Dynamic Seating: Decreased Energy Consumption and Weight Gain
Michelle L. Lange, OTR/L, ABDA, ATP/SMS
It has been established that Dynamic Seating absorbs and diffuses force. This intervention is often used to prevent client injury and equipment breakage, as well as to provide movement. Other clinical benefits of Dynamic Seating for some clients are decreased energy consumption and weight gain.
A Clinical Example
Let’s imagine a client who is extending within their wheelchair seating system, as Tyler is in this photo. As movement meets static, unyielding seating surfaces, muscle tone tends to increase. Some clients we work with are literally ‘standing’ in their wheelchair seating systems! This takes quite a bit of energy and calories.
If you are sitting behind this client while they sit on the edge of a mat table, for example, and try to prevent the client from extending, you are going to lose! As clinicians, we allow the client to extend (providing a yielding surface by moving our body) and then assist the client back to upright after tone relaxes. Dynamic Seating provides a yielding surface, diffusing tone and force, and then assists the client back to upright in much the same way. This reduces energy consumption and can even result in some much-needed client weight gain.
Why is decreasing energy consumption important?
When a wheelchair user is exerting a great deal of energy within their seating system, this leads to fatigue, decreased endurance, increased calorie burn, decreased function, and reduced focus and attention. These unrelieved forces can also lead to pain and even injury – if the client is positioned to inhibit muscle tone and movement patterns, the forces have nowhere to go but the joints.
Decreasing energy consumption conserves energy for function, focus, and attention throughout the day. For many clients using Dynamic Seating, pain may also be reduced.
Why is weight gain important?
Too many people with increased muscle tone are underweight, often because of very high caloric output throughout their day. Despite high calorie diets and even tube feeding, weight gain may be limited. As much as many of us are trying to lose weight, adequate weight is important for nutrition, energy, development, and function. When a client is underweight, bony prominences are even more prominent and pressure injury risk is increased. The client may be more prone to illness or infection and heal more slowly.
Anecdotally, I and many of my colleagues have noted the following in clients who have received dynamic seating:
- Less active extension and extraneous movement, indicating less energy consumption
- Weight gain
One client I work with gained 10 much-needed pounds in the month following delivery of his dynamic seating components!
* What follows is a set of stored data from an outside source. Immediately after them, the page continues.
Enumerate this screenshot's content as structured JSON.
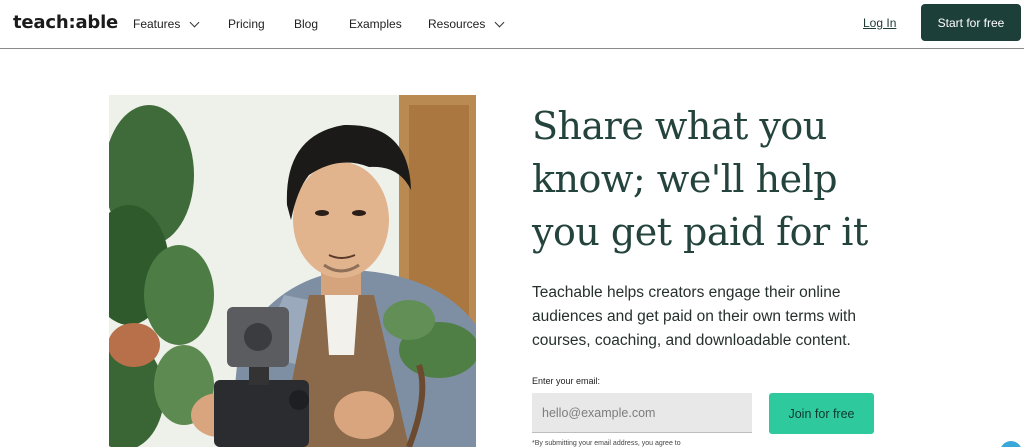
{
  "header": {
    "logo": "teach:able",
    "nav": [
      {
        "label": "Features",
        "has_dropdown": true
      },
      {
        "label": "Pricing",
        "has_dropdown": false
      },
      {
        "label": "Blog",
        "has_dropdown": false
      },
      {
        "label": "Examples",
        "has_dropdown": false
      },
      {
        "label": "Resources",
        "has_dropdown": true
      }
    ],
    "login_label": "Log In",
    "cta_label": "Start for free"
  },
  "hero": {
    "headline_lines": [
      "Share what you",
      "know; we'll help",
      "you get paid for it"
    ],
    "subtext": "Teachable helps creators engage their online audiences and get paid on their own terms with courses, coaching, and downloadable content.",
    "email_label": "Enter your email:",
    "email_placeholder": "hello@example.com",
    "email_value": "",
    "join_label": "Join for free",
    "fineprint": "*By submitting your email address, you agree to"
  },
  "colors": {
    "brand_dark": "#1d3f39",
    "accent_green": "#2ec99c",
    "headline": "#23433c"
  },
  "icons": [
    "chevron-down-icon",
    "chevron-down-icon",
    "help-chat-icon"
  ]
}
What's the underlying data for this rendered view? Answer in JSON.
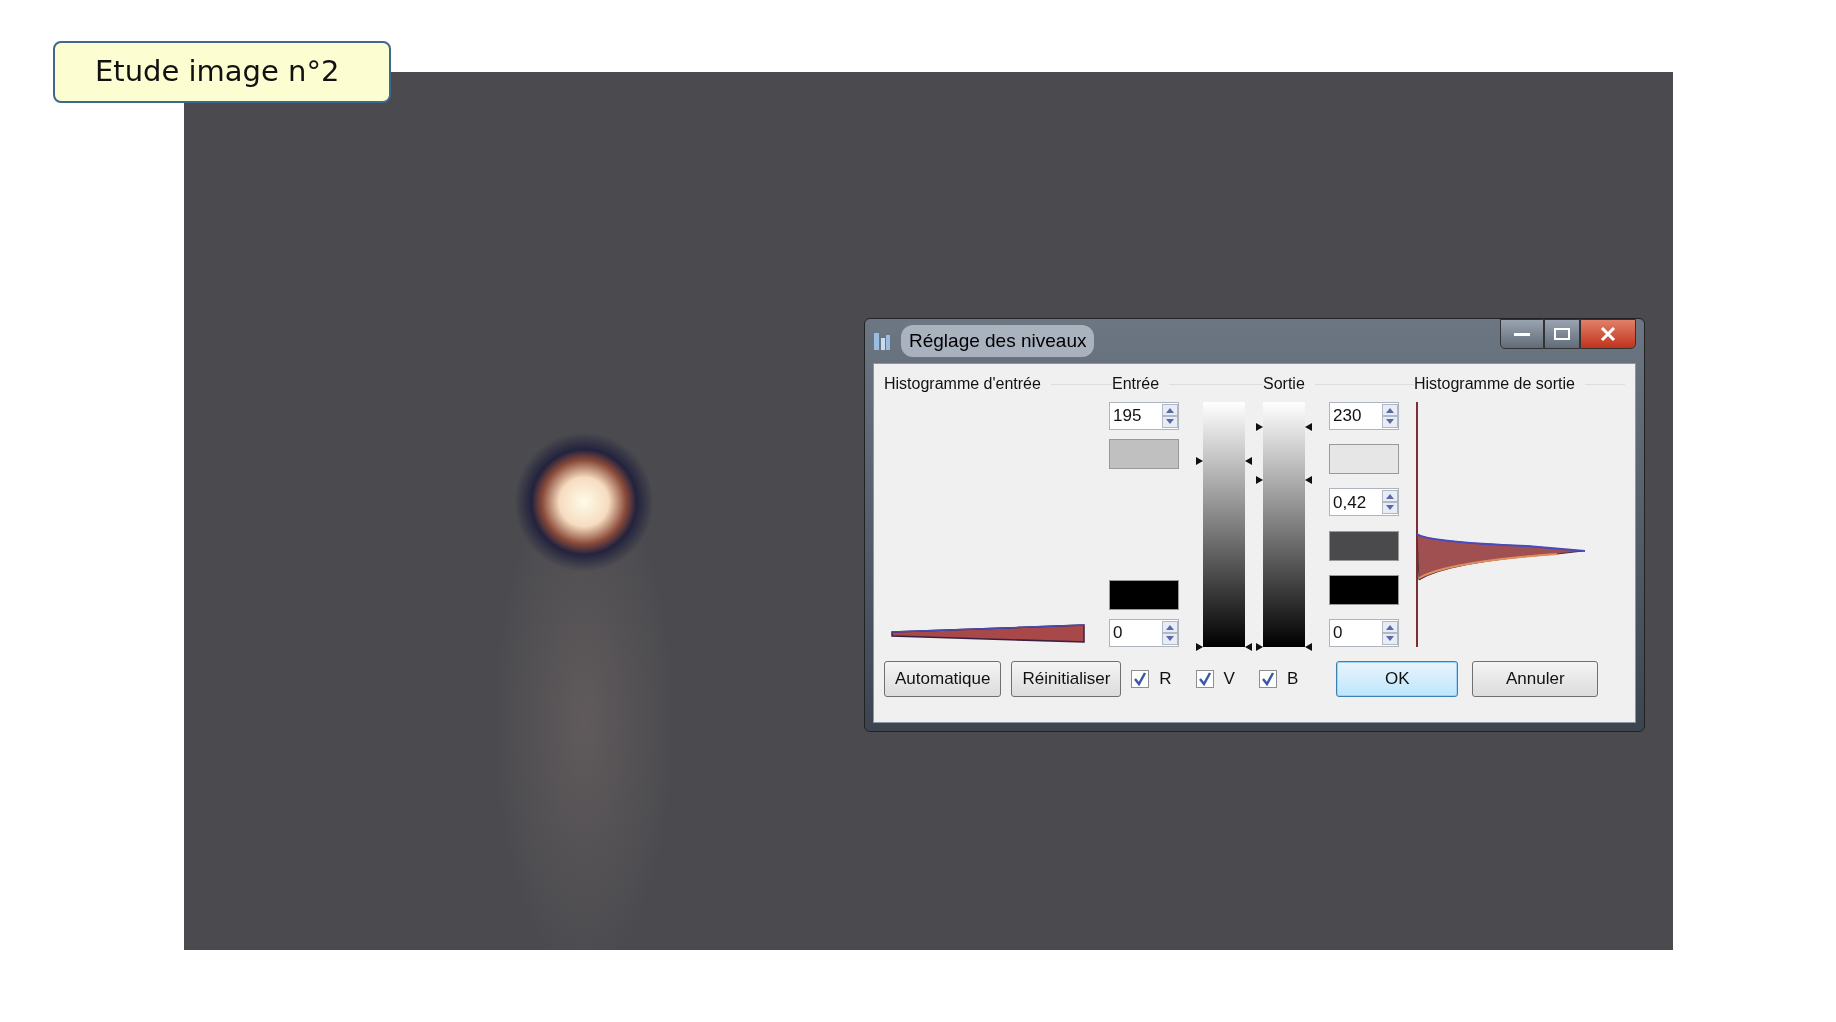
{
  "slide": {
    "title": "Etude image n°2"
  },
  "dialog": {
    "title": "Réglage des niveaux",
    "headers": [
      "Histogramme d'entrée",
      "Entrée",
      "Sortie",
      "Histogramme de sortie"
    ],
    "input_fields": {
      "top": [
        {
          "kind": "spin",
          "value": "195"
        },
        {
          "kind": "swatch",
          "color": "#c0c0c0"
        }
      ],
      "bottom": [
        {
          "kind": "swatch",
          "color": "#000000"
        },
        {
          "kind": "spin",
          "value": "0"
        }
      ]
    },
    "input_slider": {
      "thumbs": [
        {
          "level": 0.76
        },
        {
          "level": 0
        }
      ]
    },
    "output_slider": {
      "thumbs": [
        {
          "level": 0.9
        },
        {
          "level": 0.68
        },
        {
          "level": 0
        }
      ]
    },
    "output_fields": [
      {
        "kind": "spin",
        "value": "230"
      },
      {
        "kind": "swatch",
        "color": "#e6e6e6"
      },
      {
        "kind": "spin",
        "value": "0,42"
      },
      {
        "kind": "swatch",
        "color": "#4a4a4c"
      },
      {
        "kind": "swatch",
        "color": "#000000"
      },
      {
        "kind": "spin",
        "value": "0"
      }
    ],
    "buttons_left": [
      {
        "label": "Automatique",
        "default": false
      },
      {
        "label": "Réinitialiser",
        "default": false
      }
    ],
    "channels": [
      {
        "label": "R",
        "checked": true
      },
      {
        "label": "V",
        "checked": true
      },
      {
        "label": "B",
        "checked": true
      }
    ],
    "buttons_right": [
      {
        "label": "OK",
        "default": true
      },
      {
        "label": "Annuler",
        "default": false
      }
    ]
  }
}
What does the Research Say?
Anecdotal experiences are great, but is any of this supported by evidence? Dynamic seating has been found to reduce energy consumption and fatigue (Ferrari, 2003). Another study found that clients with increased extension, who did not have dynamic seating, were able to exert up to 200% of their body weight against the back support and up to 600% of their body weight against the foot supports during extension (Samaneein, et al., 2013). That is a great deal of unrelieved force and energy expenditure! Medically, dynamic seating has even been found to improve digestion (Incoronato, 2007), which could lead to improved nutrition and even weight gain.
An important goal of wheelchair seating is energy conservation. This allows the client to have adequate energy for functional tasks and not burn excessive calories, which could result in the client being underweight. Dynamic Seating is an important part of achieving this goal.
1. Ferrari A. (2003). In terms of posture and postural control, Giornale Italiano di Medicina Riabilitativa, 17 (1); 61-7.
2. Samaneein, K., Greene, P., Lees, K., and Riches, P. (2013). Comparison of Imparted Forces between Rigid and Dynamic Seating Systems during Activities of Daily Living by Children with Cerebral Palsy. Congress of the International Society of Biomechanics, Brazil.
3. Incoronato (2007) Dynamic seating for children and adults with multiple disabilities. Orthopedic technology, 92-97.